The Department of Labor found that the company had paid guards for eight hour work days and ordered the company to pay overtime at four hours per day, based on hours worked by the guards. After I signed the documents, on behalf of the guards settling the lawsuit, we had gone on twelve hour shifts, seven days per week because of a man power shortage. We were now being paid overtime for any hours over forty in any week that we worked.

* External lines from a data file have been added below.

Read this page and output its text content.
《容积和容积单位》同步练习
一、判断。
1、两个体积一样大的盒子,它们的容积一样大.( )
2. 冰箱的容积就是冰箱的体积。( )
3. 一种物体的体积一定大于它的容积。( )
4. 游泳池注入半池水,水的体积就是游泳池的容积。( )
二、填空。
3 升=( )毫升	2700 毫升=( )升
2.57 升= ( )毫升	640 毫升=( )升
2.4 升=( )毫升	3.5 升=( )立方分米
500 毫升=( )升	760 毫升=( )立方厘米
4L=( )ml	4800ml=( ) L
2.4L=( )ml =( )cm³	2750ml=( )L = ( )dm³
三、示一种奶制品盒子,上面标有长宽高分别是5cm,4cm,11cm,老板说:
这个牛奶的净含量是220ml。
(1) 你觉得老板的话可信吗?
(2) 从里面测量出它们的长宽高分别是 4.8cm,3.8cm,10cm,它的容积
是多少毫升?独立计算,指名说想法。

It wasn’t all bad. I met and worked with a lot of interesting people and had a chance to live and work in a very strange, but interesting country. Contract security is not for everyone, but you can make some good money, if you don’t mind putting up with hardships at times.

One of the men that I had gone overseas with left Qatar after six months. He went back to the United Nations Police in Bosnia as a Commander, on a Dyn-Corp contract. We had dinner together the night before he left and he told me that Dyn-Corp wasn’t a bad company to work for. He stated that there were just some bad contracts with some companies. It had a lot to do with the person in charge of the contract at a facility, in his opinion.

This was written in response to an article that appeared in Western Shooting Journal about the largest private security companies in the world.